Her head began to fiercely ache. The stiff paper covering wasn't sticky, so none of the nitroglycerine could have leaked through, but Nolan mustn't find out that she had discovered them. Putting the sticks back, she carefully refitted the lid, but couldn't remember exactly how it had been and had to hunt for the nail holes.

The lid had been banged on, then, with the heel of a hand—the nails had been loose. Yes, yes, that's how it had been. But she couldn't do that, not with her hand.

Finding a bit of wood, she wrapped it in a sleeve and gently tapped the nails back in so that the lid was still loose and could easily be pried off.

One thing seemed all but certain. Since Fay Darcy and Nolan had been busy up here, they might not know she had buried those six sticks in the garden, yet she hadn't heard them when she'd first come to get the spade, only when she'd brought it back, a worry.

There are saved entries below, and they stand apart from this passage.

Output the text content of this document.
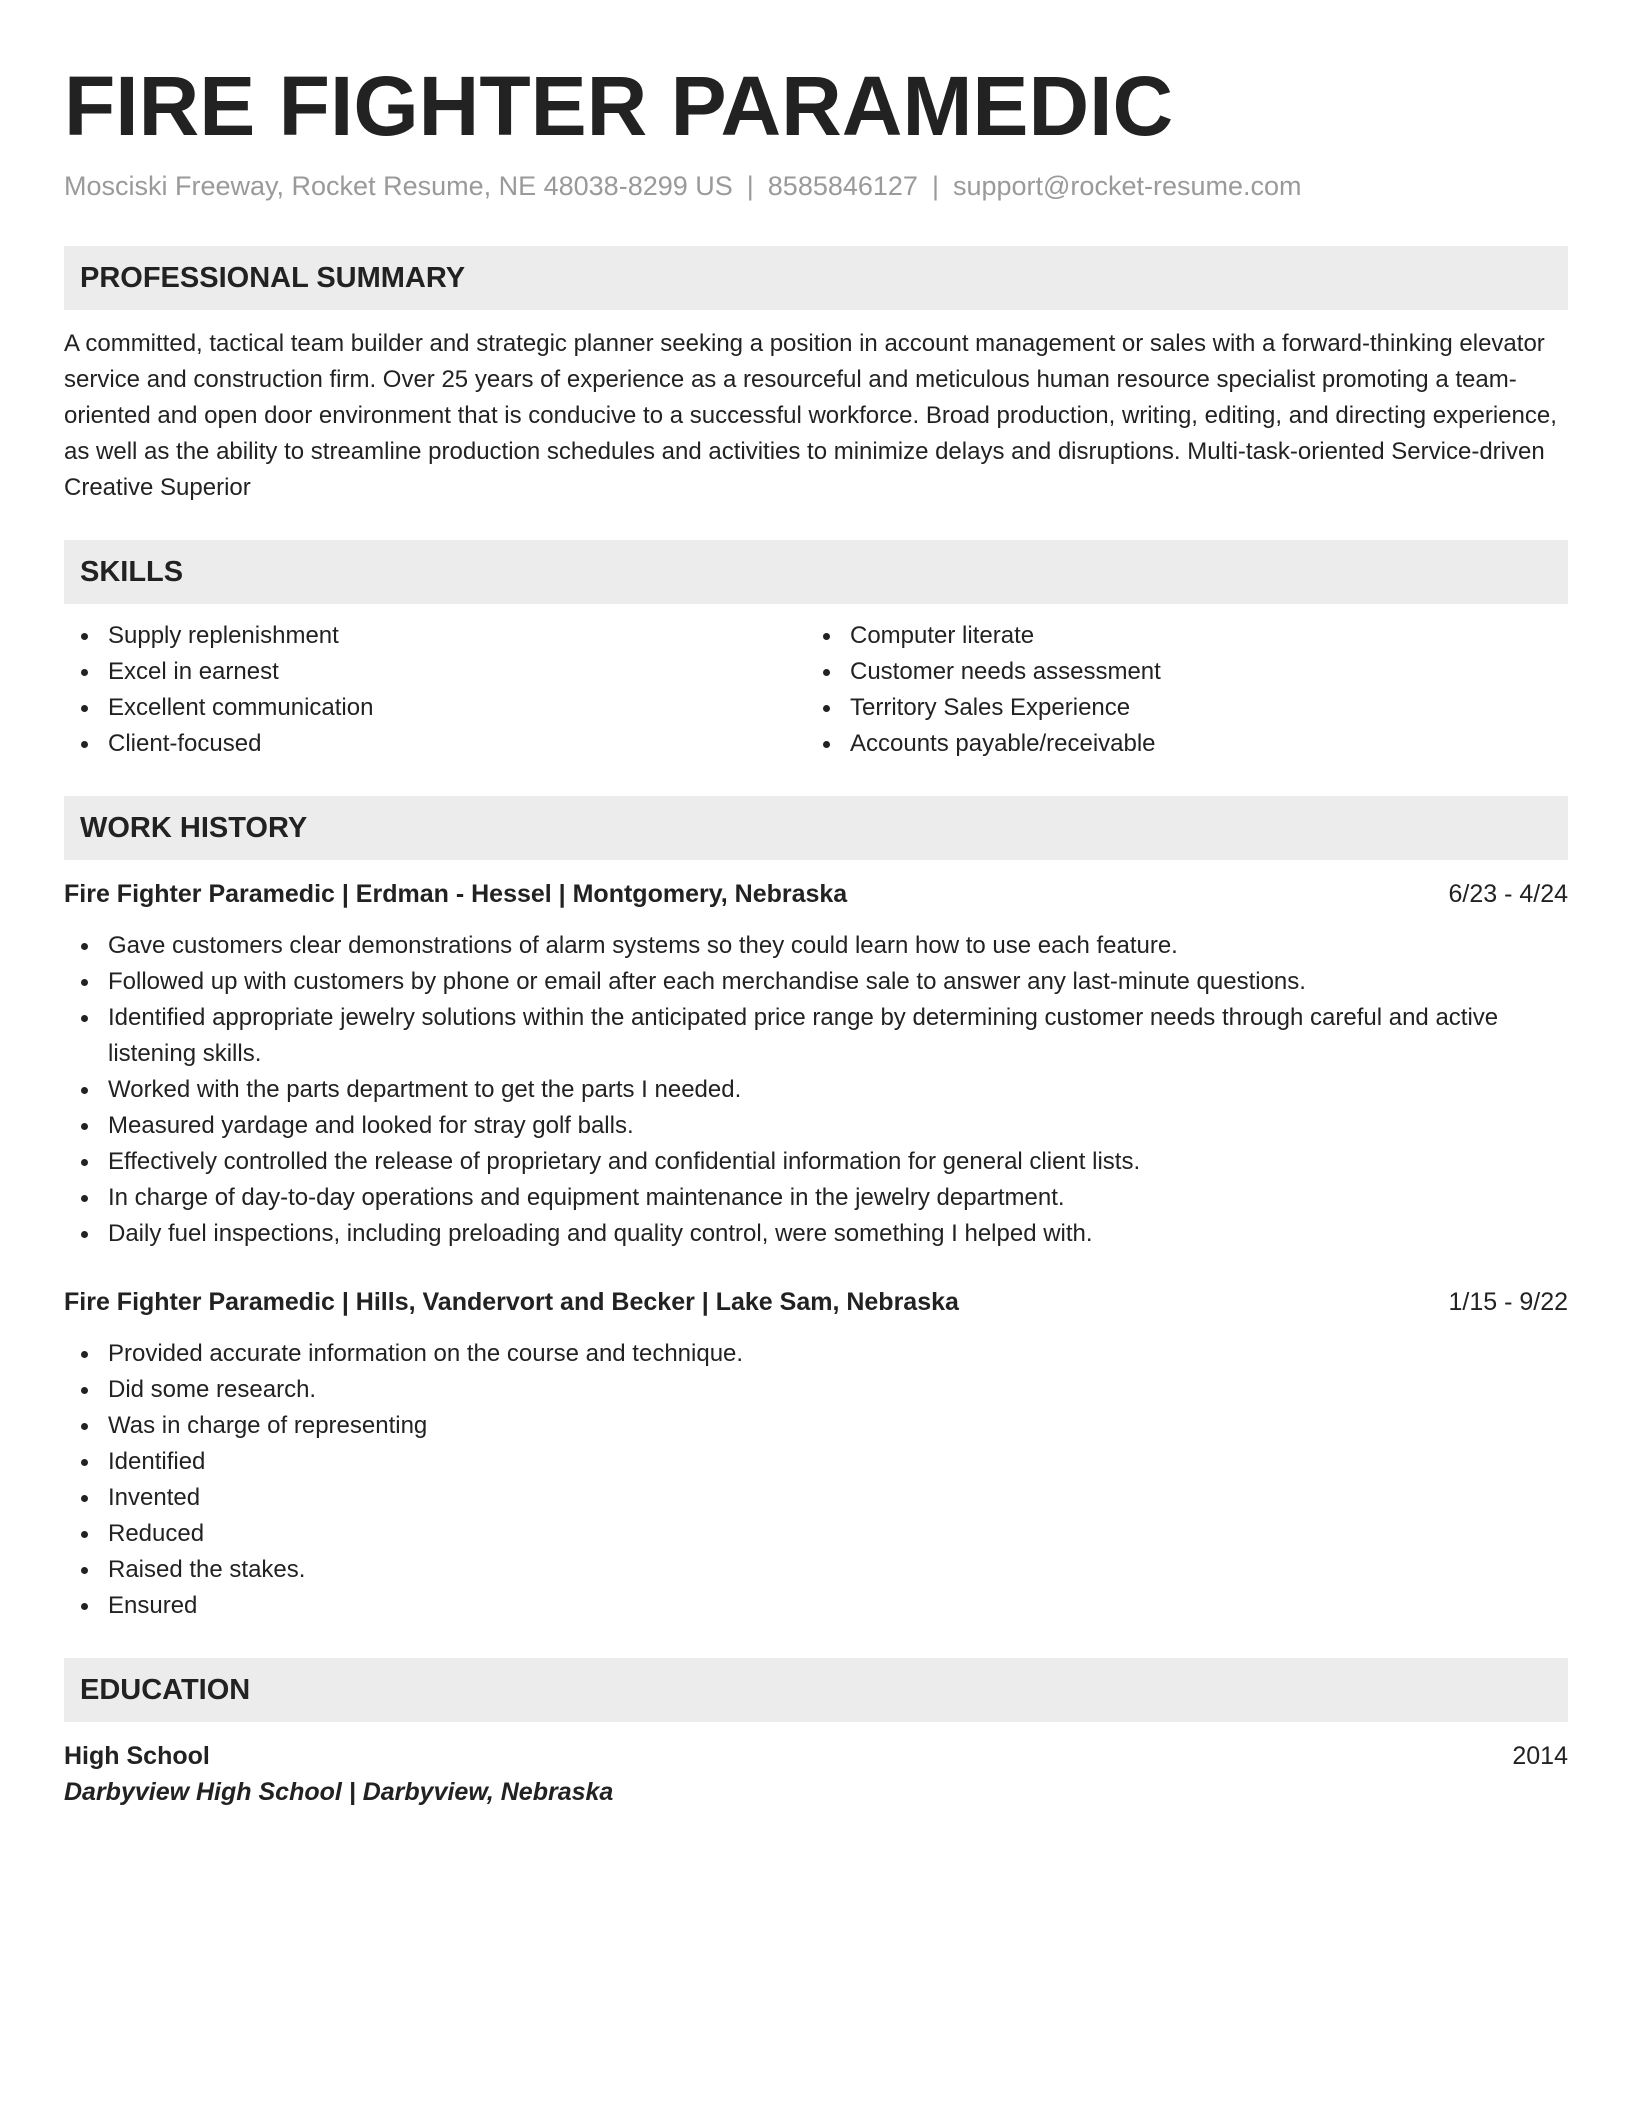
FIRE FIGHTER PARAMEDIC
Mosciski Freeway, Rocket Resume, NE 48038-8299 US | 8585846127 | support@rocket-resume.com
PROFESSIONAL SUMMARY

A committed, tactical team builder and strategic planner seeking a position in account management or sales with a forward-thinking elevator service and construction firm. Over 25 years of experience as a resourceful and meticulous human resource specialist promoting a team-oriented and open door environment that is conducive to a successful workforce. Broad production, writing, editing, and directing experience, as well as the ability to streamline production schedules and activities to minimize delays and disruptions. Multi-task-oriented Service-driven Creative Superior

SKILLS
Supply replenishment
Excel in earnest
Excellent communication
Client-focused
Computer literate
Customer needs assessment
Territory Sales Experience
Accounts payable/receivable
WORK HISTORY
Fire Fighter Paramedic | Erdman - Hessel | Montgomery, Nebraska	6/23 - 4/24
Gave customers clear demonstrations of alarm systems so they could learn how to use each feature.
Followed up with customers by phone or email after each merchandise sale to answer any last-minute questions.
Identified appropriate jewelry solutions within the anticipated price range by determining customer needs through careful and active listening skills.
Worked with the parts department to get the parts I needed.
Measured yardage and looked for stray golf balls.
Effectively controlled the release of proprietary and confidential information for general client lists.
In charge of day-to-day operations and equipment maintenance in the jewelry department.
Daily fuel inspections, including preloading and quality control, were something I helped with.
Fire Fighter Paramedic | Hills, Vandervort and Becker | Lake Sam, Nebraska	1/15 - 9/22
Provided accurate information on the course and technique.
Did some research.
Was in charge of representing
Identified
Invented
Reduced
Raised the stakes.
Ensured
EDUCATION
High School	2014
Darbyview High School | Darbyview, Nebraska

‘Fay would have had to keep watch while Nolan hid things here,' she muttered to herself. They'd been on the run from Parker's, with Jimmy probably close on their tail, but if Fay had seen her up to something, was she now planning to ask her about it later?

Knowing that she shouldn't, that they might well have counted the blasting caps but that there could be more than they'd ever need, Mary crawled over to the sacks.

The blasting caps were of two types just as Parker had said—pencil-thick cylinders an inch and a half long and of either aluminium or of copper. The type for the black-powder fuse was of aluminium and had a hole in one end into which the fuse was inserted. A row of tiny dents encircled the metal where the crimper was to be squeezed to bend the metal in and hold the fuse securely.

The copper fuses had two brown-covered electrical wires protruding from one end. The wires for each cap were looped over several times and secured with tape. Delays were of thirty ms, whatever that meant. It was dangerous to handle them, or so the labelling on the packets stated, but how many would she need and would they be missed?